It’s that time of year again; tis the season to be jolly, tis the season to be merry, tis also the season to be vigorously and unashamedly advertised to. It’s the time of year that retailers wheel out pre-planned Christmas adverts, shot in Spring, in hopes they’ll nail the emotional close 8 months later and have you jingling all the way to the check-out page.
The battle of Christmas advertising is well-known, well-documented and one of the only times a year consumers actually take note of retailers attempts to persuade them. The Christmas advert is so highly respected that according to Advertising Association and WarcData, UK retailers are expected to spend £5.6bn on their campaigns. When you consider these spots are likely to have been conceived and in production before Brexit and Trump, it becomes paramount that brands must seize the opportunity with the necessary vitality and foresight to get the tone right, despite uncertainty.

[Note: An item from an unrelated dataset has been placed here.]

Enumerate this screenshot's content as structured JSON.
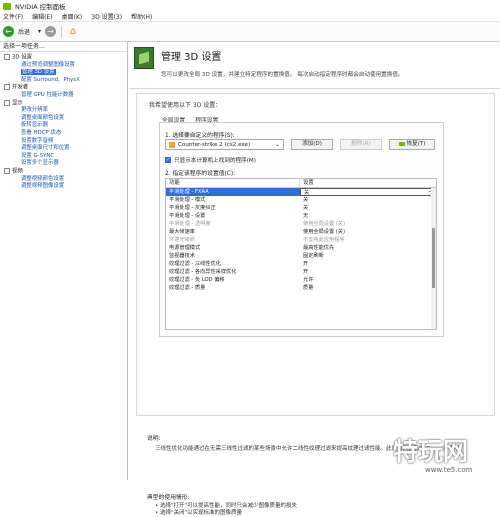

Since the introduction of a yearly Christmas campaign from John Lewis in 2007, it’s steadily grown into an annually anticipated event hailed as ‘British advertising’s most-hyped ad of the year’. John Lewis actually estimates that since 2012 its sales have increased by more than 35% as a direct result of their successful Christmas advertising.
But how do they keep doing it, year on year?
Well, first up, you have to remember that big brands like John Lewis have astronomical budgets to play with. The 2015 spot ‘Man on the Moon’ cost £7m to execute, while the company reportedly spent a ‘broadly similar’ sum on 2016’s ‘Buster the Boxer’.
But, money aside, when you strip a John Lewis advert to its bare minimum, they are built on fundamental tactics that a business of any size can, and should, employ.
Everyone knows the true essence of Christmas is the magical appeal for children… and as adults, not only wanting to evoke that for the children in our lives, but the memory of our own excitement. And what does each of the John Lewis ads showcase? A strong narrative that triggers memories and childlike emotions.
How often have you heard your cold-hearted friend say ‘I cry more at animal’s in films than people’? Animals and children naturally draw a higher emotional response and it’s an easy way to guarantee an emotional investment from viewers.
Memorable music is vital for the impact and longevity of successful advertising; often the lasting aspect of a Christmas ad after it’s ended is the music stuck in your head. It’s no wonder that two of the seven speciality cover songs John Lewis has used have made it to No.1 in the UK charts – with this year’s currently the bookies favourite to steal the Christmas top spot too.
John Lewis moved away from using clichéd Christmas songs early in their campaign history and created unique, fitting covers for each spot, which helped elevate their brand above the festive noise.
For a retailer that makes 40% of its profit over the Christmas quarter, capturing the attention of consumers at this time is crucial. People won’t be captivated by boring content – and John Lewis knows it. In a world where our attention is pulled in every direction, the annual success of John Lewis’ advertising is a reminder that a good story still matters, and still wins.